Nicole Reinhart

Personal information
- Full name: Nicole Reinhart
- Born: June 3, 1976 Macungie, Pennsylvania, U.S.
- Died: September 17, 2000 (aged 24) Arlington, Massachusetts, U.S.

Team information
- Discipline: Road & Track
- Role: Rider

= Nicole Reinhart =

American cyclist (1976–2000)

Nicole Louise Reinhart (June 3, 1976 - September 17, 2000) was an American professional track and road racing cyclist who twice won gold medals in cycling at the Pan American Games.

==Early life and education==
Reinhart grew up in Macungie, Pennsylvania in the Lehigh Valley region of the state. She was a nine-time USA Cycling Junior (18 and under) national champion. As a student at Emmaus High School in Emmaus, Pennsylvania, she won three U.S. fitness championships and excelled on Emmaus's cross-country and track teams in the highly competitive East Penn Conference.

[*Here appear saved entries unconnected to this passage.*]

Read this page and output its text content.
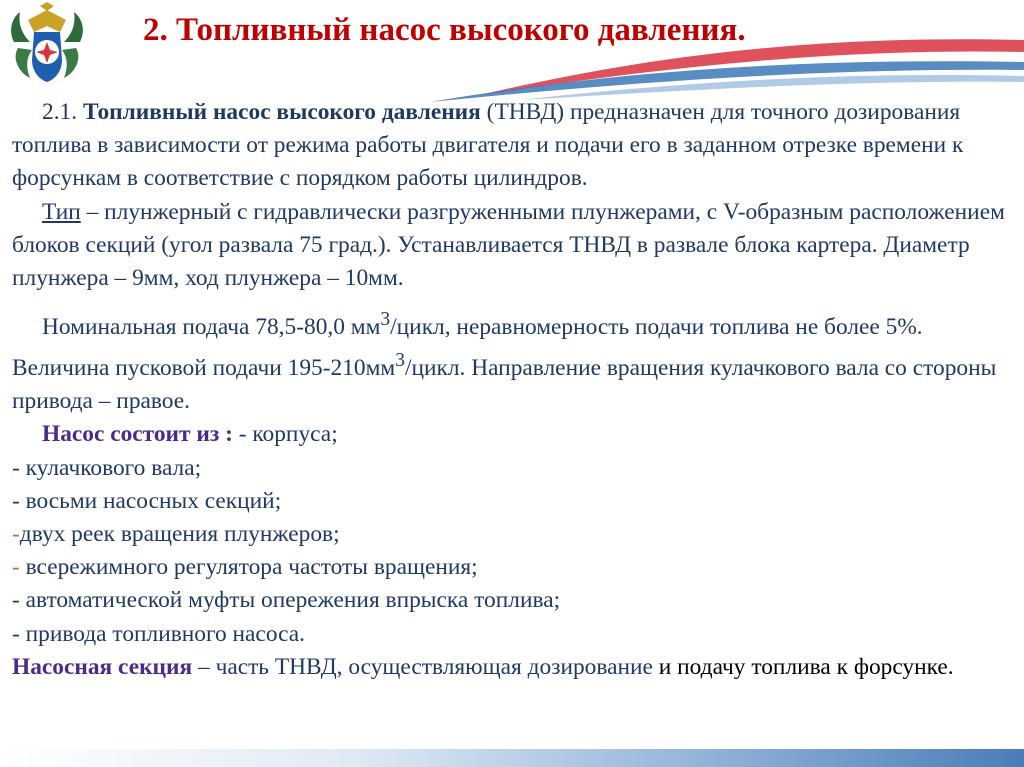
2. Топливный насос высокого давления.

2.1. Топливный насос высокого давления (ТНВД) предназначен для точного дозирования топлива в зависимости от режима работы двигателя и подачи его в заданном отрезке времени к форсункам в соответствие с порядком работы цилиндров.

Тип – плунжерный с гидравлически разгруженными плунжерами, с V-образным расположением блоков секций (угол развала 75 град.). Устанавливается ТНВД в развале блока картера. Диаметр плунжера – 9мм, ход плунжера – 10мм.

Номинальная подача 78,5-80,0 $мм^3$/цикл, неравномерность подачи топлива не более 5%. Величина пусковой подачи $195-210мм^3$/цикл. Направление вращения кулачкового вала со стороны привода – правое.

Насос состоит из : - корпуса;

- кулачкового вала;

- восьми насосных секций;

-двух реек вращения плунжеров;

- всережимного регулятора частоты вращения;

- автоматической муфты опережения впрыска топлива;

- привода топливного насоса.

Насосная секция – часть ТНВД, осуществляющая дозирование и подачу топлива к форсунке.
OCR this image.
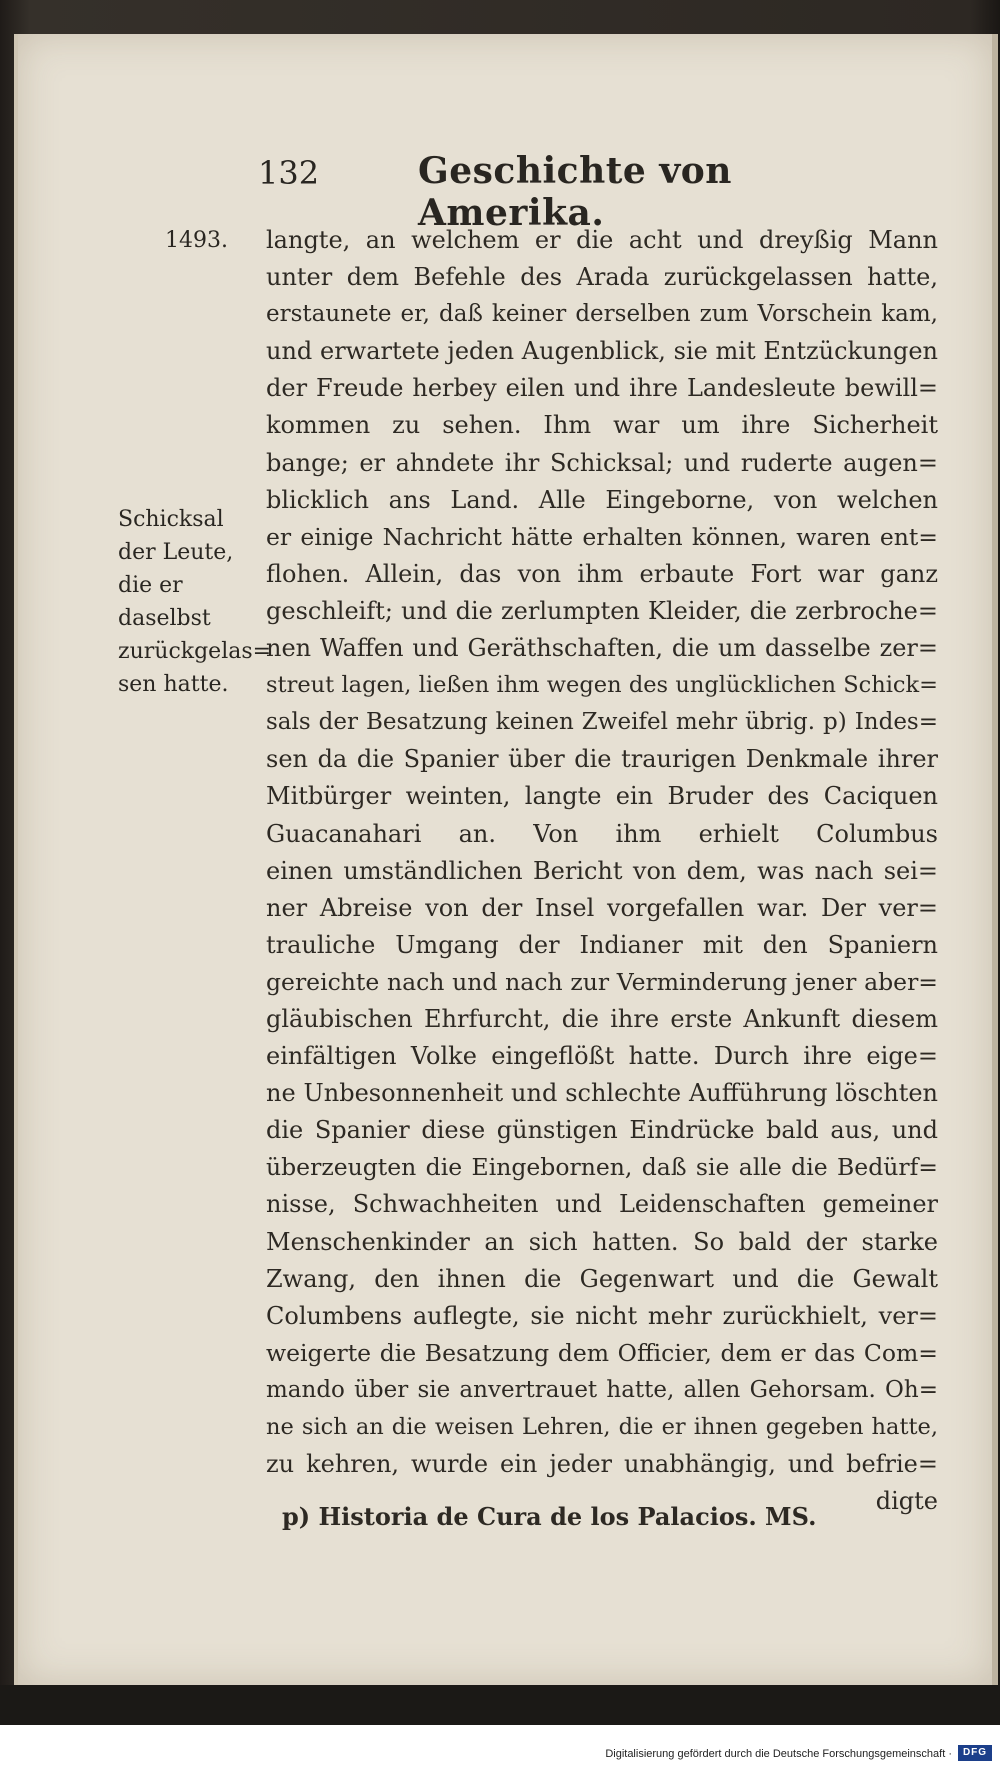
132	Geschichte von Amerika.
1493.
Schicksal
der Leute,
die er daselbst
zurückgelas=
sen hatte.
langte, an welchem er die acht und dreyßig Mann
unter dem Befehle des Arada zurückgelassen hatte,
erstaunete er, daß keiner derselben zum Vorschein kam,
und erwartete jeden Augenblick, sie mit Entzückungen
der Freude herbey eilen und ihre Landesleute bewill=
kommen zu sehen. Ihm war um ihre Sicherheit
bange; er ahndete ihr Schicksal; und ruderte augen=
blicklich ans Land. Alle Eingeborne, von welchen
er einige Nachricht hätte erhalten können, waren ent=
flohen. Allein, das von ihm erbaute Fort war ganz
geschleift; und die zerlumpten Kleider, die zerbroche=
nen Waffen und Geräthschaften, die um dasselbe zer=
streut lagen, ließen ihm wegen des unglücklichen Schick=
sals der Besatzung keinen Zweifel mehr übrig. p) Indes=
sen da die Spanier über die traurigen Denkmale ihrer
Mitbürger weinten, langte ein Bruder des Caciquen
Guacanahari an. Von ihm erhielt Columbus
einen umständlichen Bericht von dem, was nach sei=
ner Abreise von der Insel vorgefallen war. Der ver=
trauliche Umgang der Indianer mit den Spaniern
gereichte nach und nach zur Verminderung jener aber=
gläubischen Ehrfurcht, die ihre erste Ankunft diesem
einfältigen Volke eingeflößt hatte. Durch ihre eige=
ne Unbesonnenheit und schlechte Aufführung löschten
die Spanier diese günstigen Eindrücke bald aus, und
überzeugten die Eingebornen, daß sie alle die Bedürf=
nisse, Schwachheiten und Leidenschaften gemeiner
Menschenkinder an sich hatten. So bald der starke
Zwang, den ihnen die Gegenwart und die Gewalt
Columbens auflegte, sie nicht mehr zurückhielt, ver=
weigerte die Besatzung dem Officier, dem er das Com=
mando über sie anvertrauet hatte, allen Gehorsam. Oh=
ne sich an die weisen Lehren, die er ihnen gegeben hatte,
zu kehren, wurde ein jeder unabhängig, und befrie=
digte
p) Historia de Cura de los Palacios. MS.
Digitalisierung gefördert durch die Deutsche Forschungsgemeinschaft ·	DFG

==Pan American Games and other championships==
After graduating from Emmaus High School in 1994, Reinhart focused on cycling and won two national élite track championships and two gold medals at the Pan American Games. In 1999, she signed for Saturn Women's Professional Cycling Team and won nine races that year, followed by another 13 in 2000.

==Death==
On September 17, 2000, Reinhart was killed during a 42-mile circuit race held on a 3.5-mile course in Arlington, Massachusetts. Her left pedal and foot hit a concrete curb, and she was thrown from her bicycle and struck a tree. The accident that killed Wouter Weylandt in May 2011 happened in almost precisely the same manner. The event was the last of four races comprising the 2000 BMC Software Cycling Grand Prix. She had won the previous three; the organizers offered $250,000 to any rider who won all four. The prize was donated to her family, who established the Nicole Reinhart Foundation in Macungie, Pennsylvania in her honor. A park or playground at the Cutter School in Arlington, Massachusetts was named in her honor as a memorial, and dedicated in 2001.

In 2004, Reinhart was inducted posthumously into the Lehigh Valley Velodrome Hall of Fame in Breinigsville, Pennsylvania.

==Major cycling achievements==
- 2000 - Saturn Women's Professional Cycling Team
1st Clarendon Cup
- 1st - BMC Software Tour of San Jose (San Jose, California)
- 1st - BMC Software Tour of Houston (Houston, Texas)
- 1st - BMC Software Downtown Criterium (Austin, Texas)
- 1st, Prologue - Redlands Bicycle Classic
- 3rd - Women's 25 km points race, U.S. Olympic Track Trials

- 1999 - Saturn Women's Professional Cycling Team
1st Clarendon Cup
- 1st, Stage 3 (25-mile criterium) - Redlands Bicycle Classic
- 3rd, Prologue - Redlands Bicycle Classic
- 10th - Sea Otter Classic - Final General Classification
  - 10th - Sea Otter Classic (Robert Talbott Pro/Elite Circuit Race)
  - 20th - Sea Otter Classic (Robert Talbott Pro/Elite Time Trial)
  - 38th - Sea Otter Classic (Robert Talbott Pro/Elite Road Stage Race)
- 1998
- 1st, Prologue - Redlands Bicycle Classic
- 1st, Women's 3 km Scratch Race - EDS Spring Classic
- 1st, Women's Miss and Out - EDS Spring Classic
- 3rd, Women's 500 m Sprint - UCI World Track Cup

- 1997
- 1st, Women's 500 m Sprint - EDS Track Cup
- 1st, Women's Points Race - EDS Track Cup
- Quarterfinals, Women's Match Sprint - UCI World Track Cup

- 1996
- 1st, Women's 500 m Sprint - Pan American Championships
- 1st, Road race - Pan American Championships

- 1994
- 17-18 2000m TT - USA Junior Women Track Champion
- 17-18 Criterium - USA Junior Women Road Champion
- 1993
- 17-18 Points Race - USA Junior Women Track Champion
- 17-18 Sprints - USA Junior Women Track Champion
- 17-18 Criterium - USA Junior Women Road Champion
- 1992
- 15-16 Omnium - USA Junior Women Track Champion
- 15-16 Criterium - USA Junior Women Road Champion
- 15-16 Road - USA Junior Women Road Champion

=== U.S. national records ===
- 11.666 seconds - Junior Women Track Time Trial Flying Start (200 m), Quito, Ecuador, July 26, 1994 (since broken).